On Marcus’ last birthday my Grandpa Cooper led the prayer before dinner.

Grandpa had many valuable skills, one was that he could say a good prayer. When he prayed with the family, you always kind of felt like you were in the express line, a better, quicker Grandpa and usconnection. He began as he always did, with thanks. He thanked God for giving Marcus unexpected good health and most of all, for all that Marcus brings to our lives and what he teaches us.

Grandpa Cooper was a hard-working, traditional, old-South man born in Bessemer, Alabama and he died last Sunday. Marcus was Grandpa’s “little buddy,” and always will be.

Marcus told me he would sit by Grandma Cooper and help her. Then, at every chance, he did. While the family made arrangements, Marcus chose the chair closest to her. And at the funeral, he scooted to the row ahead of Quinn and I, and sat right next to Grandma in the front row. Marcus doesn’t care about protocol, he cares about helping Grandma. He held and patted her hand during the service.
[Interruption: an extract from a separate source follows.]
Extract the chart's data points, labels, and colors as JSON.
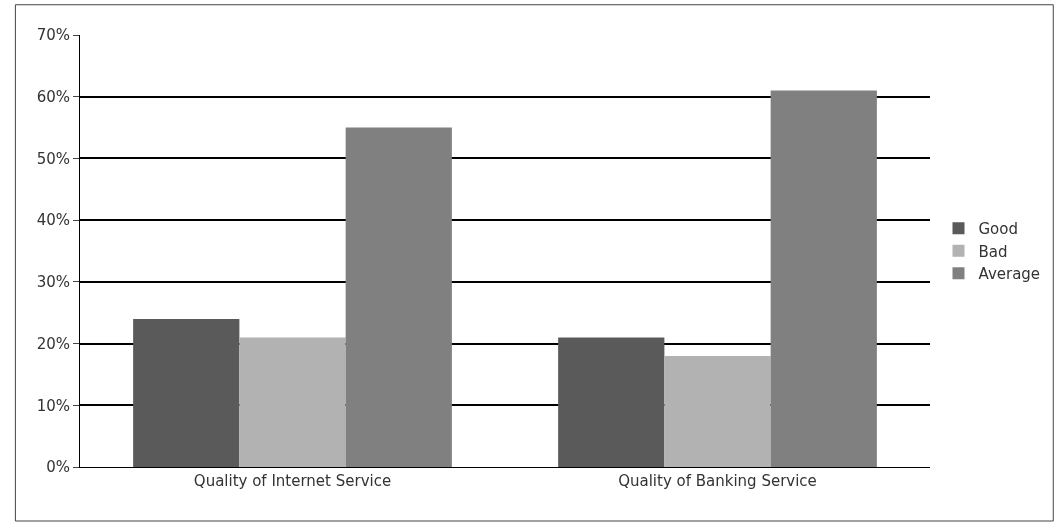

He also gave us all a little comic relief by inserting an “Aflac” duck call in at just the right moment.

I know my posts lately have been nothing if not whiny, I’m a bit “used up;” and this week the world is writing about compassion. #1000Speaks of compassion. All week I’ve been witnessing compassion yet wondering what to say. My friends and my husband have come forward to help me. (And also feeding me, “See grief-send food.” Midwestern motto.) I am grateful for everyone’s support and love.

And my Marcus, he has helped me most of all. He holds my hand, he keeps me centered, he tells me his stories, he articulates feelings for me in the most direct way and helps me to put my arms around them. I’ve been wanting to write about how much he has helped me, but right now it’s too close and too strong. So, you’ll just have to trust me. Oh, and come back later. When I’m less whiny.